TEMPO.CO, Jakarta - PT Sokonindo Automobile selaku agen pemegang merek Dongfeng Sokon (DFSK) di Indonesia punya dua produk Sport Utility Vehicle (SUV) yakni Glory 580 dan Glory 560. Meski sama-sama SUV namun DFSK menganggap keduanya memiliki segmen pasar yang berbeda.
Seperti yang disampaikan Managing Director PT Sokonindo Automobile of Sales Centre, Franz Wang, DFSK Glory 580 lebih menyasar pasar ekslusif, sedangkan Glory 560 lebih luas lagi segmen pasarnya.
"Berbicara mengenai segmen produk, meskipun DFSK Glory 560 dan Glory 580 sama-sama merupakan SUV berukuran sedang, keduanya memiliki segmen yang berbeda. Glory 580 ditargetkan untuk pasar eksklusif yang mendukung gaya hidupnya, sementara Glory 560 diluncurkan bagi pasar yang lebih luas," kata Wang di Indonesia International Motor Show 2019 atau IIMS 2019, Jumat, 26 April 2019.

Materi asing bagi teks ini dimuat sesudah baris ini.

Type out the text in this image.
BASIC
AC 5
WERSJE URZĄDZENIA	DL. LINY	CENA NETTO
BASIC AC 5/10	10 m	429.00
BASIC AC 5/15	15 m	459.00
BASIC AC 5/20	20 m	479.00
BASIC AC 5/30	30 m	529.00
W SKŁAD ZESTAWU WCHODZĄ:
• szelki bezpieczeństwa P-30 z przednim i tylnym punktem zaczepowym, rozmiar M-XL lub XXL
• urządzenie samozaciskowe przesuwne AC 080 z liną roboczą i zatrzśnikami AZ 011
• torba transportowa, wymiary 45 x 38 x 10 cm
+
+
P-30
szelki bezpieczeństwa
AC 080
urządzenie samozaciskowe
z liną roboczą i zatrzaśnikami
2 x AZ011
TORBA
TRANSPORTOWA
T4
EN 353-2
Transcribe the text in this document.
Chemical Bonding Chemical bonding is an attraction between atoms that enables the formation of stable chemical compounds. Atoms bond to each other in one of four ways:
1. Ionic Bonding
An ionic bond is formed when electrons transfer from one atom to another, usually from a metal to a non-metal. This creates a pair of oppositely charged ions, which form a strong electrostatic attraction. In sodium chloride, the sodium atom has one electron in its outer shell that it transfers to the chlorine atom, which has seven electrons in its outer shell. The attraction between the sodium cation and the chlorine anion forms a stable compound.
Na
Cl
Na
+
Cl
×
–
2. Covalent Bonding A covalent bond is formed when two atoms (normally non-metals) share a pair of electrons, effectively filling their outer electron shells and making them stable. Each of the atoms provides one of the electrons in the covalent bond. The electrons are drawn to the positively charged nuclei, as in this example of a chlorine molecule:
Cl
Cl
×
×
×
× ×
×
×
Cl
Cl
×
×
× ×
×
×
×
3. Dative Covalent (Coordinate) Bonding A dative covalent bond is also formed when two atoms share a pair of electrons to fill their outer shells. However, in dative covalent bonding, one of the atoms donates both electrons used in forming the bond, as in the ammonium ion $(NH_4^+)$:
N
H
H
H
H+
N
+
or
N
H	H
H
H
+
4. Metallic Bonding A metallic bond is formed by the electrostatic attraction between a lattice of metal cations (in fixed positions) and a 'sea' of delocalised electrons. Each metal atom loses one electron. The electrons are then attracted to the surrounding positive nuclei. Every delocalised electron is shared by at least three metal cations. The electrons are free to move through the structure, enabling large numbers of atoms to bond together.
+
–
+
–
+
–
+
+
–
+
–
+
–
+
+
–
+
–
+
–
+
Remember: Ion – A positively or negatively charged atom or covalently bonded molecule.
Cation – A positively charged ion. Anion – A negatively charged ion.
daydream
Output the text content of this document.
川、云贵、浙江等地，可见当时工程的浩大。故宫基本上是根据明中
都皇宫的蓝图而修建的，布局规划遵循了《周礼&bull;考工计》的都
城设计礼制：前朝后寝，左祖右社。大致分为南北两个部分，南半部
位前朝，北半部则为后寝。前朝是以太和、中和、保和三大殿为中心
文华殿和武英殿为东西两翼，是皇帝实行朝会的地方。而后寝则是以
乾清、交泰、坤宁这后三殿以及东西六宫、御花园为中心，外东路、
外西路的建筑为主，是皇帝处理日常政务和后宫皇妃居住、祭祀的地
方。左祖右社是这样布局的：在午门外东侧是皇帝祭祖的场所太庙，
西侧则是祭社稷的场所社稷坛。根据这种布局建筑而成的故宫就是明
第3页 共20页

Baca: Promo IIMS 2019: DFSK Tawarkan DP Ringan Hingga 0 Persen
Franz Wang juga menyebut, Glory 560 merupakan produk yang diluncurkan untuk melengkapi lini produk yang ditawarkan DFSK di Indonesia, yang sebelumnya diisi oleh DFSK Glory 580.
"Keduanya memiliki dimensi kendaraan yang berbeda. Konsep keduanya juga berbeda, di mana DFSK Glory 560 merefleksikan mereka yang hidup secara aktif, gemar mencari tantangan, penuh semangat dan menginginkan kehidupan yang lebih baik, sementara DFSK Glory 580 lebih menonjolkan desainnya mewah, elegan, dan stylish,” tuturya.
Baca: IIMS 2019: DFSK Glory 560 Dipasarkan Mulai Rp 189 Juta
DFSK Glory 560 ditawarkan dengan harga mulai dari Rp 189 juta – Rp 239 juta (on the road Jakarta). Sedangkan DFSK Glory 580 memiliki harga yang berada di atas dengan harga mulai dari Rp 245,9 – Rp 308 (on the road Jakarta). Sehingga harga yang ditawarkan DFSK Glory 560 lebih terjangkau untuk masyarakat Indonesia.
"Melihat sejumlah perbedaan tersebut, DFSK yakin kehadiran DFSK Glory 560 tidak akan memakan pangsa pasar yang sama dengan DFSK Glory 580. Mengingat keduanya memiliki karakteristik yang berbeda, posisi harga yang berbeda, dan pasar yang dituju juga berbeda," ujar Franz Wang.